Les goûts que tu fais naître, ô sublime Sagesse,
Comme les passions, ont aussi leur ivresse :
Te sens qu’à ses plaisirs l’homme encore, en ces lieux,
Joint le plaisir nouveau de se sentir heureux.
En achevant ces mots, sur les pas de mon guide,
Entraîné tout-à-coup d’une course rapide,
Dans un séjour riant je me vois transporté,
Et me trouve au palais de la Félicité.
Les Arts et les Plaisirs environnoient son trône ;
Apollon et l’Amour soutenoient sa couronne,
Le calme de son ame étoit peint dans ses yeux ;
Et la joie y brilloit toujours des mêmes feux.
Le Temps, me dit alors la divine Sagesse,
Dont parmi les humains la joie ou la tristesse
Tour-à-tour précipite ou ralentit le cours,
Par des plaisirs égaux mesure ici les jours.

Et moi, du vrai bonheur la source intarissable,
Qu’à la Félicité le destin immuable
Attacha de tout temps par le plus doux lien,
J’habite ce palais, et ce trône est le mien.
Elle dit ; et mon œil, à travers cent nuages,
Ne vit plus qu’un amas de confuses images :
Mon songe disparut.
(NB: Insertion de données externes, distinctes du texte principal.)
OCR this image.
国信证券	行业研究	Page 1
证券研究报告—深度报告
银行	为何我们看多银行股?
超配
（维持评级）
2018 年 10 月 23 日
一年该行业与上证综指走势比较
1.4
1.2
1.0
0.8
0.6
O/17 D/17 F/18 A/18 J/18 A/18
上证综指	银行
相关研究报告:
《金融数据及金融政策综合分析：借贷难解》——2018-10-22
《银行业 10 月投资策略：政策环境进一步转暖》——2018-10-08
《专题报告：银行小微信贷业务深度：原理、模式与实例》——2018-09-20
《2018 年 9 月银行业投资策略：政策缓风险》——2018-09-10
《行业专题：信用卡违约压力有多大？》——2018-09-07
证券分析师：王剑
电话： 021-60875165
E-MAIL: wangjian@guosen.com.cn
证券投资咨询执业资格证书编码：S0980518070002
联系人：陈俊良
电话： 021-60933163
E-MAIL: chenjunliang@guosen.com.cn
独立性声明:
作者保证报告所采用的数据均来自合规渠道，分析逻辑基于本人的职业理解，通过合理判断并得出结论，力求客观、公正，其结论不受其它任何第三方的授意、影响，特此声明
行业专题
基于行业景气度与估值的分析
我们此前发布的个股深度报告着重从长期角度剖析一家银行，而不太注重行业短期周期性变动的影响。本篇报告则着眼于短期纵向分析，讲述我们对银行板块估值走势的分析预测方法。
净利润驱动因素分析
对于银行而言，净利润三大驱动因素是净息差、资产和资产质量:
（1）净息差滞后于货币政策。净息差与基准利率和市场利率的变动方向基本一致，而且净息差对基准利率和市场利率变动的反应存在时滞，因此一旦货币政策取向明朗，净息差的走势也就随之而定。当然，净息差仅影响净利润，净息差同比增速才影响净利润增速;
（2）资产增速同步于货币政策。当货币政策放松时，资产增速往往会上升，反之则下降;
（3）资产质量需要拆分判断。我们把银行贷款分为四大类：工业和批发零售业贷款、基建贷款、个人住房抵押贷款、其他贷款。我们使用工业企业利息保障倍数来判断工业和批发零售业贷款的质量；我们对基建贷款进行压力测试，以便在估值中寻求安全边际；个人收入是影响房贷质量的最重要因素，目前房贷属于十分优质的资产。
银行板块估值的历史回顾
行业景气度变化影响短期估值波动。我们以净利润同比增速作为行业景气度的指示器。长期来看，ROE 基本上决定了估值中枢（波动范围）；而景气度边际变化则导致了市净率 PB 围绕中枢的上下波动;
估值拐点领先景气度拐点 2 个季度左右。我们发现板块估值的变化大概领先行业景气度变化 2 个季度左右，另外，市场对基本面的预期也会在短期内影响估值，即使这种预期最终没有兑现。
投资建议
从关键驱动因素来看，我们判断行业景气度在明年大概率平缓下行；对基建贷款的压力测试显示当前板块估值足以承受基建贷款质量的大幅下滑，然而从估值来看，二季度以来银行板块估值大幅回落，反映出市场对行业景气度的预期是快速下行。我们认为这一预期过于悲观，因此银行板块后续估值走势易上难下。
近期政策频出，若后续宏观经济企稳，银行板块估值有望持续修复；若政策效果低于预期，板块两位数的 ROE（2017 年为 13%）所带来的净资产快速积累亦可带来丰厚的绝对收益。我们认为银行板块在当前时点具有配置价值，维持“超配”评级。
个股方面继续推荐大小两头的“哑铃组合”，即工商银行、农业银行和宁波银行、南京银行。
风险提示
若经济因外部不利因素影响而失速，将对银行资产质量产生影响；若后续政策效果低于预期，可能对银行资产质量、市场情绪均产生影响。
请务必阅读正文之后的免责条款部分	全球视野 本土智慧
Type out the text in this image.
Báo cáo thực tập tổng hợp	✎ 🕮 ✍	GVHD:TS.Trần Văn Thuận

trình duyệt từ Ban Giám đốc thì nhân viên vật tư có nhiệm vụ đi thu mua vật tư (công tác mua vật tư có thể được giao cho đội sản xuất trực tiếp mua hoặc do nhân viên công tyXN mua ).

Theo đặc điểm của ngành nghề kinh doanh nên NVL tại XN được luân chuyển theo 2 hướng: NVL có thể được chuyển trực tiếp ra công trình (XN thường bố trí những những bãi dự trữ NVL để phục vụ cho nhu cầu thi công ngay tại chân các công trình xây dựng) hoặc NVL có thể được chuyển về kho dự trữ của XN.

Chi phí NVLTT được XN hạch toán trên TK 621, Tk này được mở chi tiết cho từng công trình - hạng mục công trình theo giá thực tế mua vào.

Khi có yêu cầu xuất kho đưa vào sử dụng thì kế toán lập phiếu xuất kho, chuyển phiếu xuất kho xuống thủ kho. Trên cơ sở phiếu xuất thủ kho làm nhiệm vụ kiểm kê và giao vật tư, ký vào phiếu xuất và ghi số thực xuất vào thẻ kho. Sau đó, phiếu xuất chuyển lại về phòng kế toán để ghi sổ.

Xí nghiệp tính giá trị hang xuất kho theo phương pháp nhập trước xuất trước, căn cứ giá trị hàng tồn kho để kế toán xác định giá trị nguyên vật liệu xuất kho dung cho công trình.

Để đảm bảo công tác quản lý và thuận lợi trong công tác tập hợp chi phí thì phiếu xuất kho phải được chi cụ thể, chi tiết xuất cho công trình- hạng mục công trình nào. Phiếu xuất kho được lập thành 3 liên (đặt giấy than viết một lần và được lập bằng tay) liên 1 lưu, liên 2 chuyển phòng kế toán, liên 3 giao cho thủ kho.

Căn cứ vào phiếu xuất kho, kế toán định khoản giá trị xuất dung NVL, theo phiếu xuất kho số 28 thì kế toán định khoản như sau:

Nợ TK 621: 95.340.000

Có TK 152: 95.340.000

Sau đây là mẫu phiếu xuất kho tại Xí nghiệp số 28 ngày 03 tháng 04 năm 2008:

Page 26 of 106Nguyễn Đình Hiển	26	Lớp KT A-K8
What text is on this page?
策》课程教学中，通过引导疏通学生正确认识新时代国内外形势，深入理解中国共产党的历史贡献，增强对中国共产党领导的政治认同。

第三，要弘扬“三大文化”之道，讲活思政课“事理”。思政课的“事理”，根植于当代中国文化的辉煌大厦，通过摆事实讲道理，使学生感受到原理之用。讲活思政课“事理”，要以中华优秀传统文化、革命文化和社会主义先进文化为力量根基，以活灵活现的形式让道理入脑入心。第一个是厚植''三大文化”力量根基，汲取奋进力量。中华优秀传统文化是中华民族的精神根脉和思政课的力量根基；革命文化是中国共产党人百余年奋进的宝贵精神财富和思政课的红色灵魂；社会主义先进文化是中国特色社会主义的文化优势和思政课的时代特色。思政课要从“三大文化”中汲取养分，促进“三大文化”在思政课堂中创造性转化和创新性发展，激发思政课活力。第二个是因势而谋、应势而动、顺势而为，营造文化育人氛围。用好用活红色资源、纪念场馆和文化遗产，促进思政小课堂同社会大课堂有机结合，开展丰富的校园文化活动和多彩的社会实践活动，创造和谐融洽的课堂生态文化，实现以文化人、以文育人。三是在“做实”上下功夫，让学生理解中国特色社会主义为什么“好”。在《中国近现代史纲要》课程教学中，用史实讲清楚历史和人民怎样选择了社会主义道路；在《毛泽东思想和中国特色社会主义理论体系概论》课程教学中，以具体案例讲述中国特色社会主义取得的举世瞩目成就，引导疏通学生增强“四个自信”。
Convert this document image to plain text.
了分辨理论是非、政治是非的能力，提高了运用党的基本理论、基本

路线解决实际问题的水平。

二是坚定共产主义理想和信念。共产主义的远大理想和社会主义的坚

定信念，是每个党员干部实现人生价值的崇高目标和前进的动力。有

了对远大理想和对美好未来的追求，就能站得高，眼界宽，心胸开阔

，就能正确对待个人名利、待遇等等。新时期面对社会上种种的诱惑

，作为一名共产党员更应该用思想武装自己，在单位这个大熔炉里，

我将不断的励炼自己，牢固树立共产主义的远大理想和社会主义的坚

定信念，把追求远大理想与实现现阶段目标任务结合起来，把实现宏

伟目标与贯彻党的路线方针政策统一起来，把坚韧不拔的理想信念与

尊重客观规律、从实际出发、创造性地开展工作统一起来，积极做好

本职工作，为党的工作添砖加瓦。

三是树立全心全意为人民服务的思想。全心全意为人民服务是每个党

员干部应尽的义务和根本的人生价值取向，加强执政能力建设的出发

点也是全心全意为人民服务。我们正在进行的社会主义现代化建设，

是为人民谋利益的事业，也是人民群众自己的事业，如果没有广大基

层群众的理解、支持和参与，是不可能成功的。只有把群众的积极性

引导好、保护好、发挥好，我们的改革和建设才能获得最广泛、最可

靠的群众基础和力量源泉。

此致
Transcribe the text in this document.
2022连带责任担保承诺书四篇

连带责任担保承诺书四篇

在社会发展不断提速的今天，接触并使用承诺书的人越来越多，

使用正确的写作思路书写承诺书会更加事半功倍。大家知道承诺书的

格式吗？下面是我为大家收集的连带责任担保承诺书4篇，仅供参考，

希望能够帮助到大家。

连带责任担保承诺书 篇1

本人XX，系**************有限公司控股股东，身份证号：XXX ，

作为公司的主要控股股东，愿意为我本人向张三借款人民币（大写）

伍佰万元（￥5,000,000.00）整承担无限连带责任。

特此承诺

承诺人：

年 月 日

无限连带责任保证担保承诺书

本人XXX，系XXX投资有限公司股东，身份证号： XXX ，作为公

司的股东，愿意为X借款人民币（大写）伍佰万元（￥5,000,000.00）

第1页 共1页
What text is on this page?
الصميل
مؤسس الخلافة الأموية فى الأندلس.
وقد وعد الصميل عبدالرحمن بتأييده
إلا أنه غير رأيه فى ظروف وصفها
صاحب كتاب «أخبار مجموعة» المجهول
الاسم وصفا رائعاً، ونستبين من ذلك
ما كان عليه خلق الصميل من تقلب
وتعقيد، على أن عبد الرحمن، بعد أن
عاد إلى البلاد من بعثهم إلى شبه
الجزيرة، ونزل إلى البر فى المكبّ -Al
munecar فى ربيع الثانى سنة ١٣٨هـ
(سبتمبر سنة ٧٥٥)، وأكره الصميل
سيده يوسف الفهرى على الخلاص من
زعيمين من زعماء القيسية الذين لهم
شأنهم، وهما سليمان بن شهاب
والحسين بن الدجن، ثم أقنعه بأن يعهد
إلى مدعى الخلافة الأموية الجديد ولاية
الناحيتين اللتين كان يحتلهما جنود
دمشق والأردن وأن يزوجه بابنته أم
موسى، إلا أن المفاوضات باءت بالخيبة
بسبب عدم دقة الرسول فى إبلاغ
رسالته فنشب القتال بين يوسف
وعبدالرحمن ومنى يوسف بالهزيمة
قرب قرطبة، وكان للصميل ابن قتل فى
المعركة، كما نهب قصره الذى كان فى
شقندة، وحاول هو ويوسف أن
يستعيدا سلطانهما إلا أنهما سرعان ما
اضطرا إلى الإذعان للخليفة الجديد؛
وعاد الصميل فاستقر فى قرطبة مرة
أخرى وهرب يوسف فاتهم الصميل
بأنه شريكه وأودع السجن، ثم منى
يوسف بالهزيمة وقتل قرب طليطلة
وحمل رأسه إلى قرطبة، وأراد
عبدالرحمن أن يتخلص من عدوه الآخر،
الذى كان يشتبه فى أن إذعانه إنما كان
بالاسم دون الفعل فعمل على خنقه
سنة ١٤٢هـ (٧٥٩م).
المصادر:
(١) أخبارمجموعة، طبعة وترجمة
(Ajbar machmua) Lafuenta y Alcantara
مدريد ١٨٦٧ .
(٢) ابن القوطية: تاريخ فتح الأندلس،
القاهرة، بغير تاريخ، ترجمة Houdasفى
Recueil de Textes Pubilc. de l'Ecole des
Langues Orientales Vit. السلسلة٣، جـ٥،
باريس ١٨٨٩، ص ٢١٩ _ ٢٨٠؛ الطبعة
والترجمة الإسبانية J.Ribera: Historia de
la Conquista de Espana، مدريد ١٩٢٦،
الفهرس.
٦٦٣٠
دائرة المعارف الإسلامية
Je vis qu’à chaque instant
Les arts consolateurs, plaisir indépendant,
Nous ouvroient du bonheur la source incorruptible ;
Que de goûts différents plus l’homme est susceptible,
Plus un mortel en peut rassembler dans son cœur,
Et plus il réunit de rayons du bonheur ;
Que l’étude lui fait braver les injustices ;
Peut seule, en l’occupant, le dérober aux vices ;
Et dans un cœur enfin qu’ils n’ont point corrompu
Achever le bonheur qu’ébauche la vertu.
Du monde, dis-je alors, j’éviterai l’ivresse :
Dans le sentier fleuri que m’ouvre la Sagesse
Je veux porter mes pas, résolu d’y chercher
Des plaisirs que le sort ne pourra m’arracher,
Trop doux pour me troubler, assez vifs pour me plaire ;
De passer tour-à-tour du Parnasse à Cythere,
Et d’être en mon printemps attentif à cueillir
Les fruits de la raison et les fleurs du plaisir.